Wicked Preston and mixed-up kid Phyllis Thaxter:

Reading my notes after the fact, it’s hard to piece the plot back together – a lot happening in 80 minutes, but it all made perfect sense at the time. Lange was working for a smalltime publisher named Batala, a scam artist and rapist. Lange just wants to write silly westerns and see them published. His dreams are working out, his stories gaining popularity, the cute Valentine is in love with him, but when Batala’s interference tries to bring it all crashing down, Lange kills him and goes on the run. Good movie, and commie film critics give it extra points for showing the publishing workers taking over production.

Lange is plain-looking René Lefèvre of Le Million. Valentine is Florelle of Lang’s not-great version of Liliom. This movie is set at a hotel where these two are crashing while fleeing for the border after the murder, most of the action shown as flashbacks as Valentine tells the story to the locals so they won’t turn Lange in. Jules Berry, who plays the villain, later costarred in Le Jour Se Leve – another film written by Jacques Prévert in which Berry is murdered and we learn the full story as the killer is hiding out in the aftermath.

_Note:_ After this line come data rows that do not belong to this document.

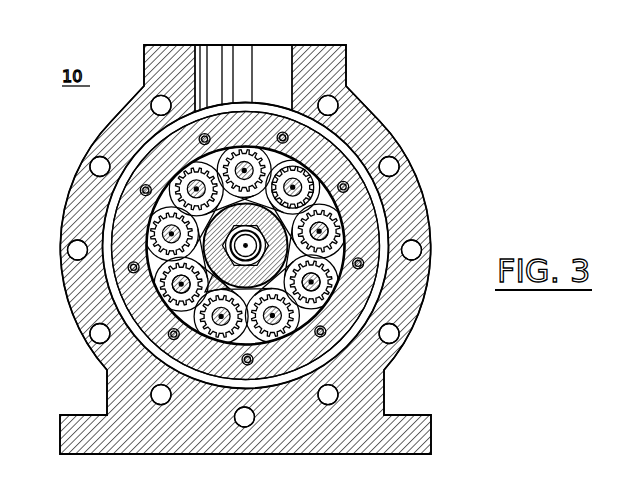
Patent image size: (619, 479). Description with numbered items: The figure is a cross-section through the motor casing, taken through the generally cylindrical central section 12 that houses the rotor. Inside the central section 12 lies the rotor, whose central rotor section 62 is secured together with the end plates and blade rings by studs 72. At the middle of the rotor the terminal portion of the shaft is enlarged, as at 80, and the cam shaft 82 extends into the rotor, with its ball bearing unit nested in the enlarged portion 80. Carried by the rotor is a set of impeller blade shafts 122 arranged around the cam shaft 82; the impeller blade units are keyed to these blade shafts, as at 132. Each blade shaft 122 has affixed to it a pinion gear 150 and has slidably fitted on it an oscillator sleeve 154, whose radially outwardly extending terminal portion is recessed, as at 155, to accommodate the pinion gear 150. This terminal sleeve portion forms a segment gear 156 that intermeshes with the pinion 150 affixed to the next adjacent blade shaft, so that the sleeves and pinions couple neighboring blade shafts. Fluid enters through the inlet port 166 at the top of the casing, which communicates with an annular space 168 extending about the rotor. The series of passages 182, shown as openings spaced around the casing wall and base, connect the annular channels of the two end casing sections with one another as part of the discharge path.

The central section 12 is at (128, 100).
The central rotor section 62 is at (405, 230).
The studs 72 is at (362, 265).
The enlarged terminal portion of the shaft 80 is at (208, 290).
The cam shaft 82 is at (192, 318).
The impeller blade shafts 122 is at (323, 227).
The key 132 is at (365, 215).
The pinion gear 150 is at (379, 242).
The oscillator sleeve 154 is at (293, 168).
The recess 155 is at (318, 205).
The segment gear 156 is at (340, 200).
The inlet port 166 is at (230, 55).
The annular space 168 is at (122, 184).
The passages 182 is at (414, 250).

Opens with a William Blake quote,

features Gary Farmer… and solo guitar music (by William Tyler, not Neil Young)

and has in Cookie the most self-conscious man in the West since Depp in Dead Man.

Even the trappers lining up to eat homemade “oily cakes” recalls the Billy Bob & Iggy campfire scene.

Soooo I liked it very much.

Cookie and King Lu stay together to the end, neither one taking the money and running. We already knew their fate from the surprise Alia Shawkat opening scene, but it’s still a shock to see friendship trump greed in this sort of movie. Adam Nayman’s article in The Ringer is the one to beat.